Other than Mookie Betts at center field, nobody was showing much consistency with the bat or the glove in right field or in left. Hanley Ramirez‘s injury woes followed him from the Los Angeles Dodgers; Rusney Castillo and Jackie Bradley Jr. spent much of the season in Triple-A Pawtucket; Shane Victorino and Daniel Nava could not seem to fill the void, hence Victorino being traded a month earlier; and Brock Holt was needed to help out in the infield, as veteran leader Dustin Pedroia has been sidelined from second base for months with an injury.
De Aza helped give the Red Sox outfield some consistency and veteran leadership, while Boston waited for the young talent to find their way back to the fold. De Aza played 60 games for Boston, hitting four home runs, 25 RBIs, and a slash line of .292/.347/.484. He played left field 33 times, 19 were starts and 14 were substitutions for either Ramirez getting injured or the fact that they just didn’t trust Han-Ram’s glove in close games. De Aza also played right field 24 times, 21 being starts. Both positions were played perfectly, at least according to his fielding percentages. You never felt nervous when the ball would be hit sharply to De Aza, as he handled everything like a solid outfielder would. Nothing highlight-reel worthy, but that’s not why he was brought in to the team in the first place.
Pat Bradley of NESN reported about the trade, and gave the rundown regarding Ysla:
"“The 23-year-old will report to High-A Salem. He pitched for San Francisco’s High-A affiliate in San Jose, going 3-6 with a 6.21 ERA in 33 games, including nine starts. In his last 18 relief appearances, Ysla has a 3.65 ERA with 47 strikeouts. He’s struck out 95 batters in 79.2 innings, good for a 10.7 K/9 ratio. Ysla earned postseason All-Star honors in each of his first two minor league seasons with the rookie-level Arizona League Giants in 2013 and Single-A Augusta in 2014. He combined to go 10-7 with a 2.51 ERA in 36 outings, 35 of which were starts.”"
With De Aza and cash going to the Giants, Dave Dombrowski, Boston’s president of baseball operations, must think pretty highly of the young lefty pitcher. Dombrowski didn’t even wait to hire a new general manager to take care of the day-to-day legwork for the deal, not that he needed to do so.
Lefty pitchers are always a great commodity, especially when you play in the American League East, where teams like the New York Yankees seem to have lefty bats all over their lineups. It’s not like the Red Sox were going to get a starter for De Aza, and they were motivated to sell their asset for as much as they could get with his contract was coming to an end after the regular season. Getting a young pitcher seems logical. Ysla doesn’t seem like he’s setting the world on fire with his play, but his consistency to strike out batters at a high rate is a fair comparison to De Aza’s own consistent play.
What Red Sox Nation should remember about De Aza is how hard he played for them.
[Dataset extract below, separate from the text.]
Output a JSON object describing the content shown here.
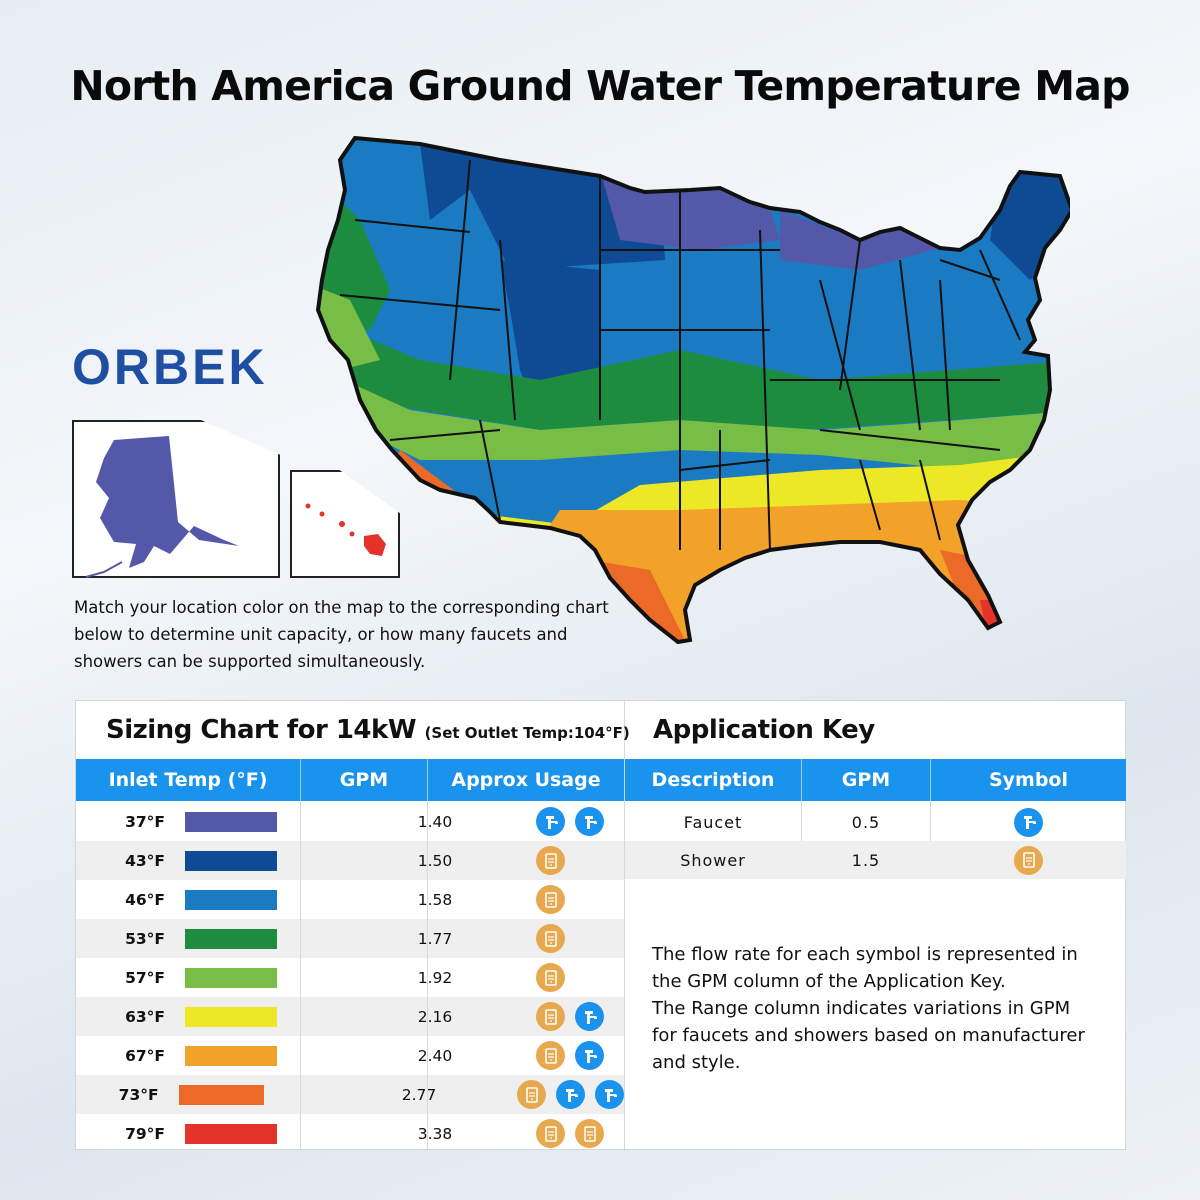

Every at-bat, even if he got out, was a tough-fought battle with the opposing pitcher. He took many plate appearances for many full counts and would also spoil many good pitches into foul territory, extending the pitch count so that the starter would have to leave the game earlier than usual. That was Red Sox manager John Farrell‘s openly-publicized strategy, which De Aza executed each time that he was given a chance.
Good luck, De Aza. Hopefully, you find a home in San Francisco, or another team next season, and settle down, without another trade to worry about. Fenway’s memories of you are all good ones.